Human pressures, such as dam construction, large-scale irrigation and global warming, have altered freshwater resources to such an extent that their capacity to regulate vital ecological and climatic processes is at risk, they said.

The international team calculated monthly streamflow and soil moisture at a spatial resolution of roughly 50×50 kilometers using data from hydrological models that combine all major human impacts on the freshwater cycle.

The researchers determined the conditions during the pre-industrial period (1661-1860). They then compared the industrial period (1861-2005) against this baseline.

The analysis showed an increase in the frequency of exceptionally dry or wet conditions — deviations in streamflow and soil moisture.

Dry and wet deviations have consistently occurred over substantially larger areas since the early 20th century than during the pre-industrial period, the researchers said.

Overall, the global land area experiencing deviations has nearly doubled compared with pre-industrial conditions, they said.

“We found that exceptional conditions are now much more frequent and widespread than before, clearly demonstrating how human actions have changed the state of the global freshwater cycle,” said Vili Virkki, a doctoral researcher at Aalto University in Finland, and one of the lead authors of the paper.

Because the analysis was done at a high spatial and temporal resolution, the researchers could explore geographical differences in the deviations.

Exceptionally dry streamflow and soil moisture conditions became more frequent in many tropical and subtropical regions, while many boreal and temperate regions saw an increase in exceptionally wet conditions, especially in terms of soil moisture.

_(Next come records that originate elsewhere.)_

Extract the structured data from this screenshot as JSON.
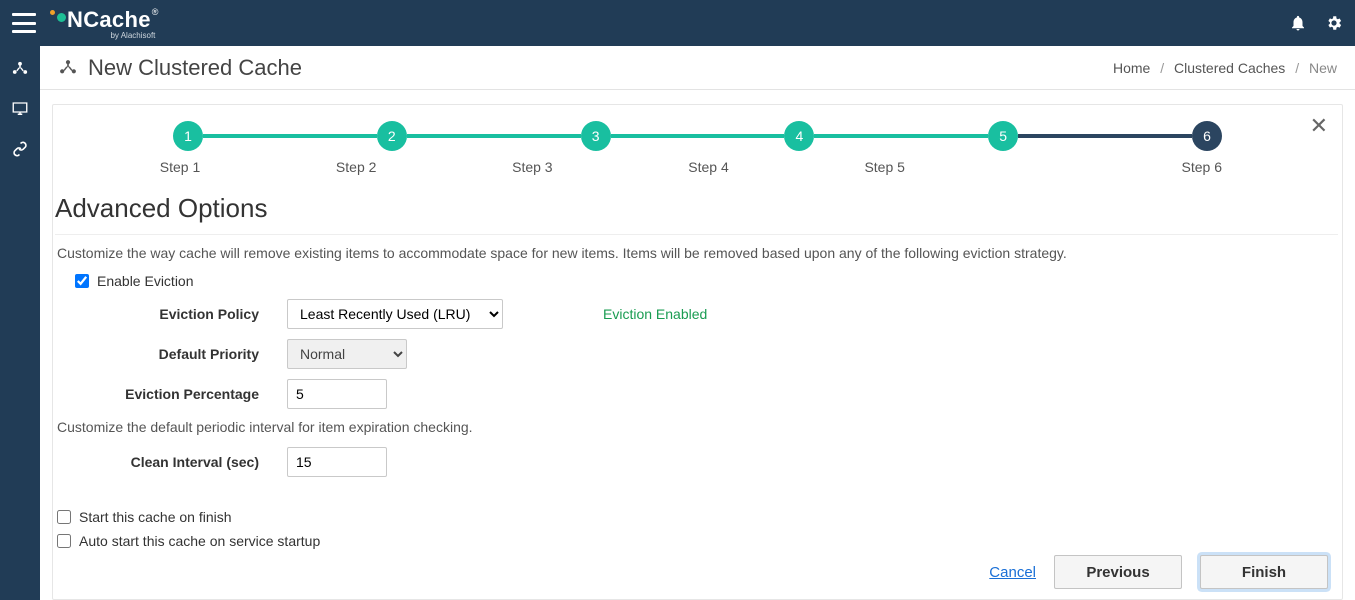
{
  "app": {
    "brand_prefix": "N",
    "brand_suffix": "Cache",
    "brand_sub": "by Alachisoft"
  },
  "header": {
    "title": "New Clustered Cache",
    "breadcrumb": {
      "home": "Home",
      "mid": "Clustered Caches",
      "current": "New"
    }
  },
  "stepper": {
    "steps": [
      {
        "num": "1",
        "label": "Step 1",
        "color": "#19bfa0"
      },
      {
        "num": "2",
        "label": "Step 2",
        "color": "#19bfa0"
      },
      {
        "num": "3",
        "label": "Step 3",
        "color": "#19bfa0"
      },
      {
        "num": "4",
        "label": "Step 4",
        "color": "#19bfa0"
      },
      {
        "num": "5",
        "label": "Step 5",
        "color": "#19bfa0"
      },
      {
        "num": "6",
        "label": "Step 6",
        "color": "#2b4560"
      }
    ],
    "active_index": 5
  },
  "section": {
    "title": "Advanced Options",
    "desc1": "Customize the way cache will remove existing items to accommodate space for new items. Items will be removed based upon any of the following eviction strategy.",
    "enable_eviction_label": "Enable Eviction",
    "eviction_policy_label": "Eviction Policy",
    "eviction_policy_value": "Least Recently Used (LRU)",
    "default_priority_label": "Default Priority",
    "default_priority_value": "Normal",
    "eviction_percentage_label": "Eviction Percentage",
    "eviction_percentage_value": "5",
    "status_text": "Eviction Enabled",
    "desc2": "Customize the default periodic interval for item expiration checking.",
    "clean_interval_label": "Clean Interval (sec)",
    "clean_interval_value": "15",
    "start_on_finish_label": "Start this cache on finish",
    "auto_start_label": "Auto start this cache on service startup"
  },
  "footer": {
    "cancel": "Cancel",
    "previous": "Previous",
    "finish": "Finish"
  }
}
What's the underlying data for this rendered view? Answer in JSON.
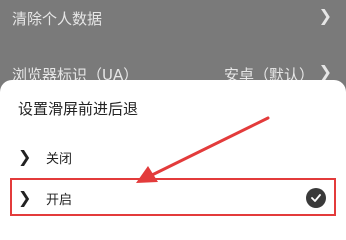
{
  "background_list": {
    "items": [
      {
        "label": "清除个人数据",
        "value": ""
      },
      {
        "label": "浏览器标识（UA）",
        "value": "安卓（默认）"
      }
    ]
  },
  "dialog": {
    "title": "设置滑屏前进后退",
    "options": [
      {
        "label": "关闭",
        "selected": false
      },
      {
        "label": "开启",
        "selected": true
      }
    ]
  },
  "annotation": {
    "color": "#e33b3b"
  }
}
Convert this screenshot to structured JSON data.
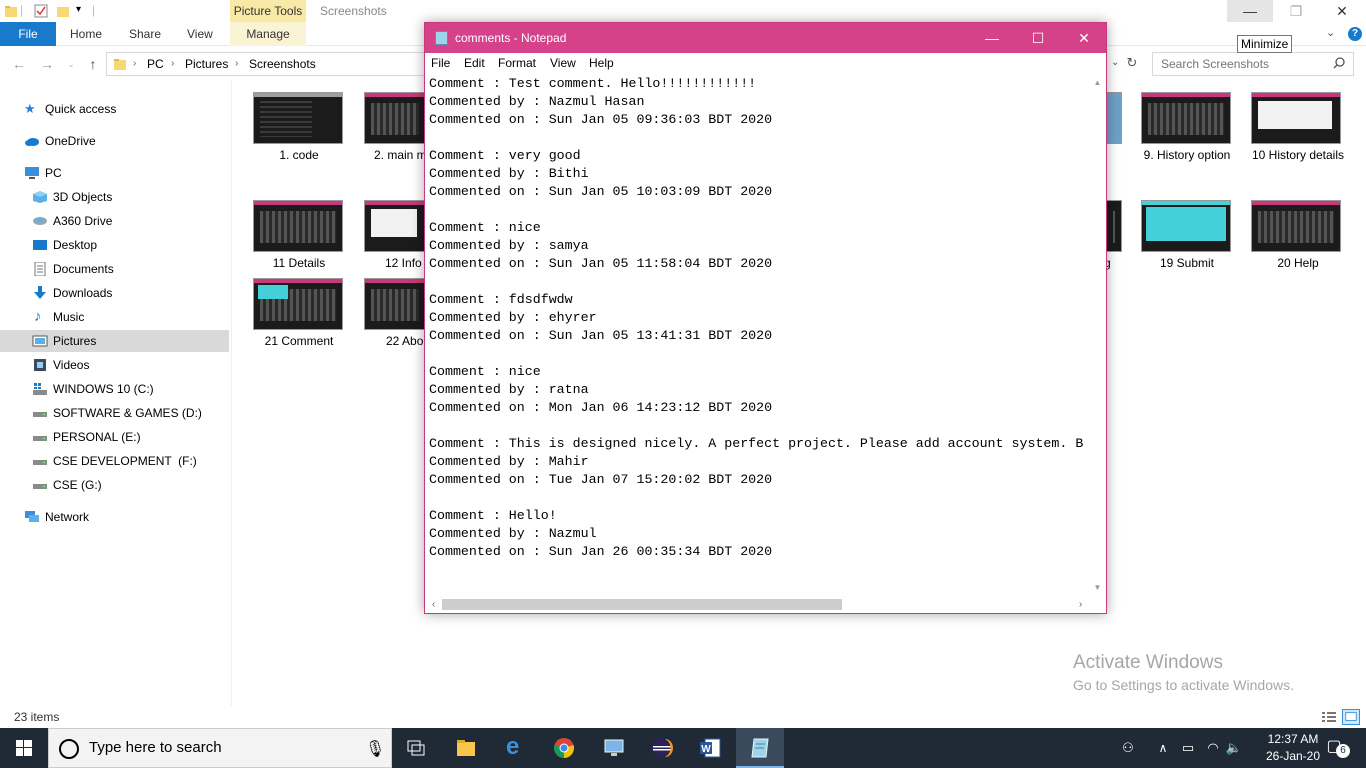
{
  "explorer": {
    "ribbon": {
      "context_tab": "Picture Tools",
      "window_title": "Screenshots",
      "tabs": [
        "File",
        "Home",
        "Share",
        "View",
        "Manage"
      ]
    },
    "tooltip": "Minimize",
    "breadcrumb": [
      "PC",
      "Pictures",
      "Screenshots"
    ],
    "search_placeholder": "Search Screenshots",
    "nav": [
      {
        "label": "Quick access",
        "icon": "star-icon"
      },
      {
        "label": "OneDrive",
        "icon": "cloud-icon"
      },
      {
        "label": "PC",
        "icon": "pc-icon"
      },
      {
        "label": "3D Objects",
        "icon": "cube-icon"
      },
      {
        "label": "A360 Drive",
        "icon": "network-drive-icon"
      },
      {
        "label": "Desktop",
        "icon": "desktop-icon"
      },
      {
        "label": "Documents",
        "icon": "documents-icon"
      },
      {
        "label": "Downloads",
        "icon": "download-icon"
      },
      {
        "label": "Music",
        "icon": "music-icon"
      },
      {
        "label": "Pictures",
        "icon": "pictures-icon"
      },
      {
        "label": "Videos",
        "icon": "video-icon"
      },
      {
        "label": "WINDOWS 10 (C:)",
        "icon": "windows-drive-icon"
      },
      {
        "label": "SOFTWARE & GAMES (D:)",
        "icon": "drive-icon"
      },
      {
        "label": "PERSONAL (E:)",
        "icon": "drive-icon"
      },
      {
        "label": "CSE DEVELOPMENT  (F:)",
        "icon": "drive-icon"
      },
      {
        "label": "CSE (G:)",
        "icon": "drive-icon"
      },
      {
        "label": "Network",
        "icon": "network-icon"
      }
    ],
    "files": [
      {
        "label": "1. code"
      },
      {
        "label": "2. main m"
      },
      {
        "label": "9. History option"
      },
      {
        "label": "10 History details"
      },
      {
        "label": "11 Details"
      },
      {
        "label": "12 Info"
      },
      {
        "label": "g"
      },
      {
        "label": "19 Submit"
      },
      {
        "label": "20 Help"
      },
      {
        "label": "21 Comment"
      },
      {
        "label": "22 Abo"
      }
    ],
    "status_count": "23 items",
    "watermark": {
      "title": "Activate Windows",
      "subtitle": "Go to Settings to activate Windows."
    }
  },
  "notepad": {
    "title": "comments - Notepad",
    "menu": [
      "File",
      "Edit",
      "Format",
      "View",
      "Help"
    ],
    "lines": [
      "Comment : Test comment. Hello!!!!!!!!!!!!",
      "Commented by : Nazmul Hasan",
      "Commented on : Sun Jan 05 09:36:03 BDT 2020",
      "",
      "Comment : very good",
      "Commented by : Bithi",
      "Commented on : Sun Jan 05 10:03:09 BDT 2020",
      "",
      "Comment : nice",
      "Commented by : samya",
      "Commented on : Sun Jan 05 11:58:04 BDT 2020",
      "",
      "Comment : fdsdfwdw",
      "Commented by : ehyrer",
      "Commented on : Sun Jan 05 13:41:31 BDT 2020",
      "",
      "Comment : nice",
      "Commented by : ratna",
      "Commented on : Mon Jan 06 14:23:12 BDT 2020",
      "",
      "Comment : This is designed nicely. A perfect project. Please add account system. B",
      "Commented by : Mahir",
      "Commented on : Tue Jan 07 15:20:02 BDT 2020",
      "",
      "Comment : Hello!",
      "Commented by : Nazmul",
      "Commented on : Sun Jan 26 00:35:34 BDT 2020"
    ]
  },
  "taskbar": {
    "search_placeholder": "Type here to search",
    "apps": [
      "file-explorer-icon",
      "edge-icon",
      "chrome-icon",
      "remote-desktop-icon",
      "eclipse-icon",
      "word-icon",
      "notepad-icon"
    ],
    "time": "12:37 AM",
    "date": "26-Jan-20",
    "notification_count": "6"
  },
  "colors": {
    "notepad_title": "#d6428a",
    "accent": "#1979ca",
    "taskbar": "#1f2a36"
  }
}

These patterns match changes seen in water availability due to climate change.

There were more complex patterns in many regions with a long history of human land use and agriculture, the researchers said.

For example, the Nile, Indus and Mississippi river basins have experienced exceptionally dry streamflow and wet soil moisture conditions, indicating changes driven by irrigation, they said.

“Using a method that’s consistent and comparable across hydrological variables and geographical scales is crucial for understanding the biophysical processes and human actions that drive the changes we are seeing in freshwater,” said Miina Porkka, who co-led the study at Aalto before moving to the University of Eastern Finland.

With this comprehensive view of the changes in streamflow and soil moisture, researchers are better equipped to investigate the causes and consequences of the changes in the freshwater cycle.

“Understanding these dynamics in greater detail could help guide policies to mitigate the resulting harm — but our immediate priority should be to decrease human-driven pressures on freshwater systems, which are vital to life on Earth,” said Aalto’s Associate Professor Matti Kummu, senior author of the study.